What makes Cleveland Institute of Music unique from other schools?
It starts with what happens at Severance Hall (where The Cleveland Orchestra performs).
It doesn’t matter if you are an organ major, a voice major, or a violin major…
Franz Welser-Most (The Cleveland Orchestra music director) calls The Cleveland Orchestra the world’s largest chamber ensemble…
There is a self-regulating discipline in The Cleveland Orchestra.
How this orchestra approaches its work is different from other orchestras with whom I have worked…
I suppose it is a product of our community, sure.
But it is also a product of their tradition, of their expectations of themselves, far before anyone steps onto the podium.
That is what permeates down the street to our building.
I have talked to my colleagues at other elite schools. Their relationship with their hometown orchestras is unpredictable…
Our relationship is lockstep.
This is not a few faculty from the orchestra participating in our school…
One-third of the orchestra teaches at our school!
And one-third of the orchestra itself attended CIM!
Yes, Cleveland Institute has its own personality. But the orchestra – The Cleveland Orchestra — is the source of all this from a training standpoint.
How can Cleveland make your students unique artists? Are you fostering more unique artists?

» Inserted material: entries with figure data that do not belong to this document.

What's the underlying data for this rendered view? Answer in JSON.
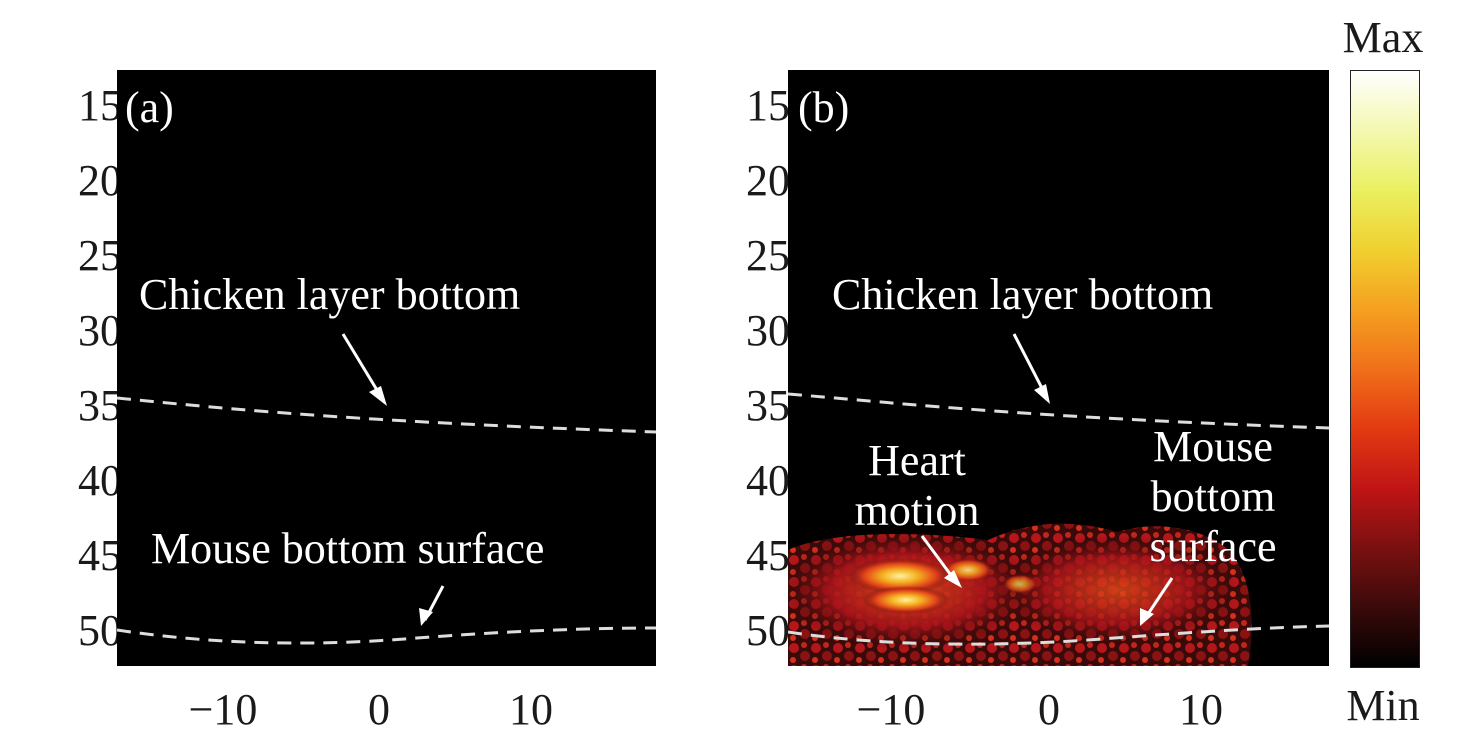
{
  "y_ticks": [
    "15",
    "20",
    "25",
    "30",
    "35",
    "40",
    "45",
    "50"
  ],
  "x_ticks": [
    "−10",
    "0",
    "10"
  ],
  "panel_a": {
    "label": "(a)",
    "annotations": {
      "chicken": "Chicken layer bottom",
      "mouse": "Mouse bottom surface"
    }
  },
  "panel_b": {
    "label": "(b)",
    "annotations": {
      "chicken": "Chicken layer bottom",
      "heart_line1": "Heart",
      "heart_line2": "motion",
      "mouse_line1": "Mouse",
      "mouse_line2": "bottom",
      "mouse_line3": "surface"
    }
  },
  "colorbar": {
    "max_label": "Max",
    "min_label": "Min",
    "colors": [
      "#000000",
      "#3a0a0a",
      "#7a1010",
      "#c01515",
      "#e33a12",
      "#f0701a",
      "#f5a020",
      "#f0d030",
      "#eaf060",
      "#f4f8b0",
      "#ffffff"
    ]
  }
}
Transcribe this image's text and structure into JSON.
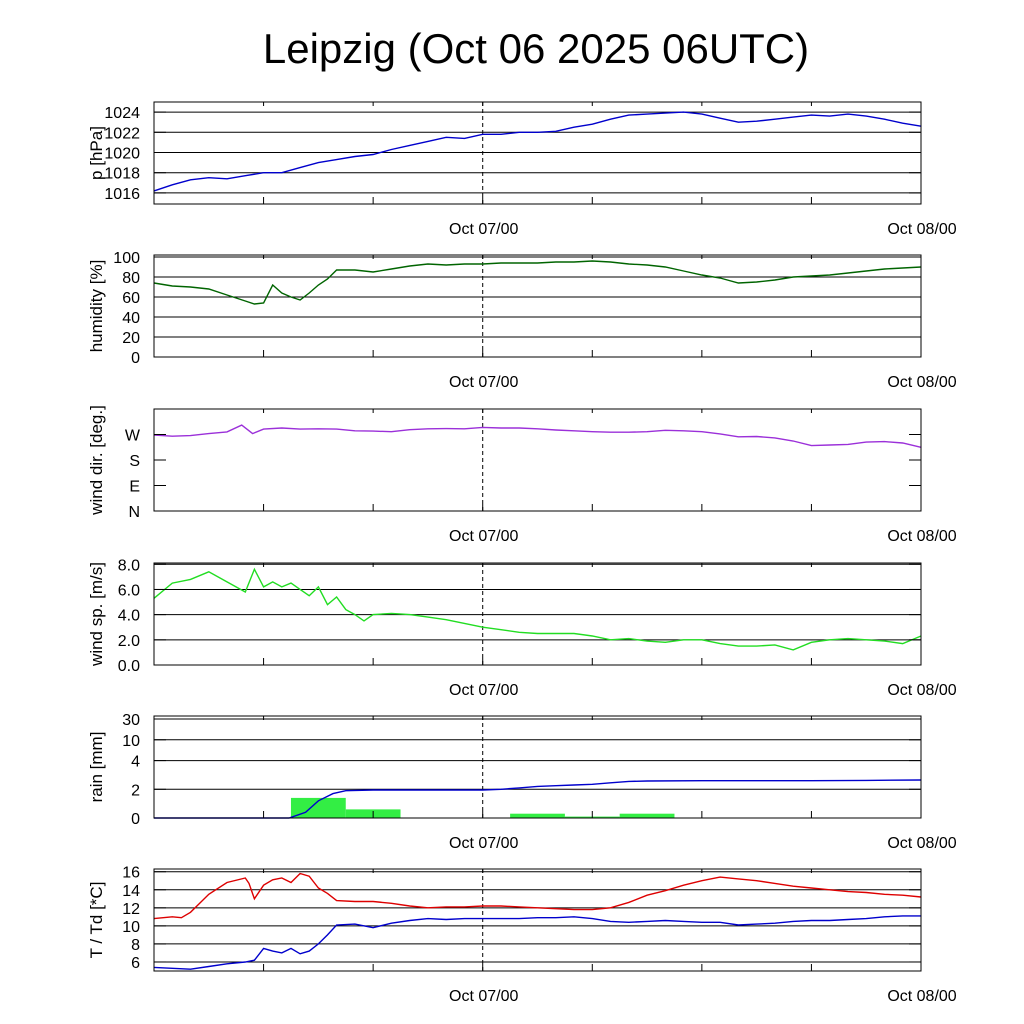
{
  "title": "Leipzig (Oct 06 2025 06UTC)",
  "chart_data": [
    {
      "type": "line",
      "ylabel": "p [hPa]",
      "ylim": [
        1014.9,
        1025.0
      ],
      "yticks": [
        1016,
        1018,
        1020,
        1022,
        1024
      ],
      "gridlines": [
        1016,
        1018,
        1020,
        1022,
        1024
      ],
      "xlim_hours": [
        0,
        42
      ],
      "time_labels": [
        {
          "label": "Oct 07/00",
          "hour": 18
        },
        {
          "label": "Oct 08/00",
          "hour": 42
        }
      ],
      "series": [
        {
          "color": "#0000cc",
          "x": [
            0,
            1,
            2,
            3,
            4,
            5,
            6,
            7,
            8,
            9,
            10,
            11,
            12,
            13,
            14,
            15,
            16,
            17,
            18,
            19,
            20,
            21,
            22,
            23,
            24,
            25,
            26,
            27,
            28,
            29,
            30,
            31,
            32,
            33,
            34,
            35,
            36,
            37,
            38,
            39,
            40,
            41,
            42
          ],
          "y": [
            1016.2,
            1016.8,
            1017.3,
            1017.5,
            1017.4,
            1017.7,
            1018.0,
            1018.0,
            1018.5,
            1019.0,
            1019.3,
            1019.6,
            1019.8,
            1020.3,
            1020.7,
            1021.1,
            1021.5,
            1021.4,
            1021.8,
            1021.8,
            1022.0,
            1022.0,
            1022.1,
            1022.5,
            1022.8,
            1023.3,
            1023.7,
            1023.8,
            1023.9,
            1024.0,
            1023.8,
            1023.4,
            1023.0,
            1023.1,
            1023.3,
            1023.5,
            1023.7,
            1023.6,
            1023.8,
            1023.6,
            1023.3,
            1022.9,
            1022.6
          ]
        }
      ]
    },
    {
      "type": "line",
      "ylabel": "humidity [%]",
      "ylim": [
        0,
        102
      ],
      "yticks": [
        0,
        20,
        40,
        60,
        80,
        100
      ],
      "gridlines": [
        20,
        40,
        60,
        80,
        100
      ],
      "xlim_hours": [
        0,
        42
      ],
      "time_labels": [
        {
          "label": "Oct 07/00",
          "hour": 18
        },
        {
          "label": "Oct 08/00",
          "hour": 42
        }
      ],
      "series": [
        {
          "color": "#006400",
          "x": [
            0,
            1,
            2,
            3,
            4,
            5,
            5.5,
            6,
            6.5,
            7,
            7.5,
            8,
            8.5,
            9,
            9.5,
            10,
            11,
            12,
            13,
            14,
            15,
            16,
            17,
            18,
            19,
            20,
            21,
            22,
            23,
            24,
            25,
            26,
            27,
            28,
            29,
            30,
            31,
            32,
            33,
            34,
            35,
            36,
            37,
            38,
            39,
            40,
            41,
            42
          ],
          "y": [
            74,
            71,
            70,
            68,
            62,
            56,
            53,
            54,
            72,
            64,
            60,
            57,
            64,
            72,
            78,
            87,
            87,
            85,
            88,
            91,
            93,
            92,
            93,
            93,
            94,
            94,
            94,
            95,
            95,
            96,
            95,
            93,
            92,
            90,
            86,
            82,
            79,
            74,
            75,
            77,
            80,
            81,
            82,
            84,
            86,
            88,
            89,
            90
          ]
        }
      ]
    },
    {
      "type": "line",
      "ylabel": "wind dir. [deg.]",
      "ylim": [
        0,
        360
      ],
      "yticks": [
        0,
        90,
        180,
        270
      ],
      "ytick_labels": [
        "N",
        "E",
        "S",
        "W"
      ],
      "gridlines": [],
      "xlim_hours": [
        0,
        42
      ],
      "time_labels": [
        {
          "label": "Oct 07/00",
          "hour": 18
        },
        {
          "label": "Oct 08/00",
          "hour": 42
        }
      ],
      "series": [
        {
          "color": "#9b30d9",
          "x": [
            0,
            1,
            2,
            3,
            4,
            4.8,
            5.4,
            6,
            7,
            8,
            9,
            10,
            11,
            12,
            13,
            14,
            15,
            16,
            17,
            18,
            19,
            20,
            21,
            22,
            23,
            24,
            25,
            26,
            27,
            28,
            29,
            30,
            31,
            32,
            33,
            34,
            35,
            36,
            37,
            38,
            39,
            40,
            41,
            42
          ],
          "y": [
            268,
            264,
            266,
            273,
            279,
            303,
            273,
            289,
            293,
            289,
            290,
            289,
            283,
            282,
            280,
            287,
            290,
            291,
            290,
            295,
            293,
            293,
            290,
            286,
            283,
            280,
            278,
            278,
            280,
            285,
            283,
            280,
            272,
            262,
            263,
            258,
            247,
            231,
            233,
            235,
            243,
            245,
            240,
            225
          ]
        }
      ]
    },
    {
      "type": "line",
      "ylabel": "wind sp. [m/s]",
      "ylim": [
        0,
        8.1
      ],
      "yticks": [
        0,
        2,
        4,
        6,
        8
      ],
      "ytick_labels": [
        "0.0",
        "2.0",
        "4.0",
        "6.0",
        "8.0"
      ],
      "gridlines": [
        2,
        4,
        6,
        8
      ],
      "xlim_hours": [
        0,
        42
      ],
      "time_labels": [
        {
          "label": "Oct 07/00",
          "hour": 18
        },
        {
          "label": "Oct 08/00",
          "hour": 42
        }
      ],
      "series": [
        {
          "color": "#22dd22",
          "x": [
            0,
            1,
            2,
            3,
            4,
            5,
            5.5,
            6,
            6.5,
            7,
            7.5,
            8,
            8.5,
            9,
            9.5,
            10,
            10.5,
            11,
            11.5,
            12,
            13,
            14,
            15,
            16,
            17,
            18,
            19,
            20,
            21,
            22,
            23,
            24,
            25,
            26,
            27,
            28,
            29,
            30,
            31,
            32,
            33,
            34,
            35,
            36,
            37,
            38,
            39,
            40,
            41,
            42
          ],
          "y": [
            5.3,
            6.5,
            6.8,
            7.4,
            6.6,
            5.8,
            7.6,
            6.2,
            6.6,
            6.2,
            6.5,
            6.0,
            5.5,
            6.2,
            4.8,
            5.4,
            4.4,
            4.0,
            3.5,
            4.0,
            4.1,
            4.0,
            3.8,
            3.6,
            3.3,
            3.0,
            2.8,
            2.6,
            2.5,
            2.5,
            2.5,
            2.3,
            2.0,
            2.1,
            1.9,
            1.8,
            2.0,
            2.0,
            1.7,
            1.5,
            1.5,
            1.6,
            1.2,
            1.8,
            2.0,
            2.1,
            2.0,
            1.9,
            1.7,
            2.3
          ]
        }
      ]
    },
    {
      "type": "bar",
      "ylabel": "rain [mm]",
      "yticks": [
        0,
        2,
        4,
        10,
        30
      ],
      "ytick_labels": [
        "0",
        "2",
        "4",
        "10",
        "30"
      ],
      "gridlines": [
        2,
        4,
        10,
        30
      ],
      "ylim": [
        0,
        30
      ],
      "xlim_hours": [
        0,
        42
      ],
      "time_labels": [
        {
          "label": "Oct 07/00",
          "hour": 18
        },
        {
          "label": "Oct 08/00",
          "hour": 42
        }
      ],
      "bars": {
        "color": "#33ee44",
        "x_start": [
          7.5,
          10.5,
          19.5,
          22.5,
          25.5
        ],
        "x_end": [
          10.5,
          13.5,
          22.5,
          25.5,
          28.5
        ],
        "values": [
          1.4,
          0.6,
          0.3,
          0.1,
          0.3
        ]
      },
      "series": [
        {
          "color": "#0000cc",
          "x": [
            0,
            7.4,
            8.3,
            9.0,
            9.8,
            10.5,
            12,
            14,
            16,
            18,
            19,
            20,
            21,
            22,
            23,
            24,
            25,
            26,
            27,
            30,
            33,
            36,
            39,
            42
          ],
          "y": [
            0,
            0,
            0.4,
            1.2,
            1.7,
            1.9,
            1.95,
            1.95,
            1.95,
            1.95,
            2.0,
            2.1,
            2.2,
            2.25,
            2.3,
            2.35,
            2.45,
            2.55,
            2.58,
            2.6,
            2.6,
            2.6,
            2.62,
            2.65
          ]
        }
      ]
    },
    {
      "type": "line",
      "ylabel": "T / Td [*C]",
      "ylim": [
        5.0,
        16.3
      ],
      "yticks": [
        6,
        8,
        10,
        12,
        14,
        16
      ],
      "gridlines": [
        6,
        8,
        10,
        12,
        14,
        16
      ],
      "xlim_hours": [
        0,
        42
      ],
      "time_labels": [
        {
          "label": "Oct 07/00",
          "hour": 18
        },
        {
          "label": "Oct 08/00",
          "hour": 42
        }
      ],
      "series": [
        {
          "color": "#dd0000",
          "x": [
            0,
            1,
            1.5,
            2,
            2.5,
            3,
            4,
            5,
            5.2,
            5.5,
            6,
            6.5,
            7,
            7.5,
            8,
            8.5,
            9,
            9.5,
            10,
            11,
            12,
            13,
            14,
            15,
            16,
            17,
            18,
            19,
            20,
            21,
            22,
            23,
            24,
            25,
            26,
            27,
            28,
            29,
            30,
            31,
            32,
            33,
            34,
            35,
            36,
            37,
            38,
            39,
            40,
            41,
            42
          ],
          "y": [
            10.8,
            11.0,
            10.9,
            11.5,
            12.5,
            13.5,
            14.8,
            15.3,
            14.7,
            13.0,
            14.5,
            15.1,
            15.3,
            14.8,
            15.8,
            15.5,
            14.2,
            13.6,
            12.8,
            12.7,
            12.7,
            12.5,
            12.2,
            12.0,
            12.1,
            12.1,
            12.2,
            12.2,
            12.1,
            12.0,
            11.9,
            11.8,
            11.8,
            12.0,
            12.6,
            13.4,
            13.9,
            14.5,
            15.0,
            15.4,
            15.2,
            15.0,
            14.7,
            14.4,
            14.2,
            14.0,
            13.8,
            13.7,
            13.5,
            13.4,
            13.2
          ]
        },
        {
          "color": "#0000cc",
          "x": [
            0,
            1,
            2,
            3,
            4,
            5,
            5.5,
            6,
            6.5,
            7,
            7.5,
            8,
            8.5,
            9,
            9.5,
            10,
            11,
            12,
            13,
            14,
            15,
            16,
            17,
            18,
            19,
            20,
            21,
            22,
            23,
            24,
            25,
            26,
            27,
            28,
            29,
            30,
            31,
            32,
            33,
            34,
            35,
            36,
            37,
            38,
            39,
            40,
            41,
            42
          ],
          "y": [
            5.4,
            5.3,
            5.2,
            5.5,
            5.8,
            6.0,
            6.2,
            7.5,
            7.2,
            7.0,
            7.5,
            6.9,
            7.2,
            8.0,
            9.0,
            10.1,
            10.2,
            9.8,
            10.3,
            10.6,
            10.8,
            10.7,
            10.8,
            10.8,
            10.8,
            10.8,
            10.9,
            10.9,
            11.0,
            10.8,
            10.5,
            10.4,
            10.5,
            10.6,
            10.5,
            10.4,
            10.4,
            10.1,
            10.2,
            10.3,
            10.5,
            10.6,
            10.6,
            10.7,
            10.8,
            11.0,
            11.1,
            11.1
          ]
        }
      ]
    }
  ]
}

Every school ends up putting some version of unique out there.
Our version has always been focused on artistic identity, rhythmic discipline, precision, a deep understanding of the theoretical underpinnings of our music.
This is the Cleveland signature. We take music theory seriously.
We are the only conservatory requiring two years of eurhythmics.
We couple this not only with the orchestral and operatic experience, but from the chamber music side as well.
You are getting all of this identity and brand fed into you, then nurtured in a performance environment in which you have to represent your perspective on a piece of music.
I suppose every school makes this argument to a point…
But because we are so closely aligned with The Cleveland Orchestra, we have that sonic reference point all the time.
It is not a few members who occasionally stop by for a master class as may be the case elsewhere.
Here, this is a real living breathing organism working with our students.
What is the relationship faculty have with their students at CIM, both when a student is at the school as well as when that student has graduated school…
Extremely close. Lifelong.
If you are a student of Bob Vernon’s once, you are a student of Bob’s for life.
When Wesley Collins won the Principal Viola job at The Cleveland Orchestra, to succeed Bob, he came back and took lessons with Bob a full decade after he had graduated.
I know, because my daughter went here. When she comes home for Christmas, she takes lessons with her college teacher here!
Every holiday for the kids that can’t travel, faculty have them into their homes.
Maybe it is particularly unique to us, maybe it isn’t. But I can tell you it is incredibly rich here.
Once you are here, you are always a student of the Cleveland Institute of Music.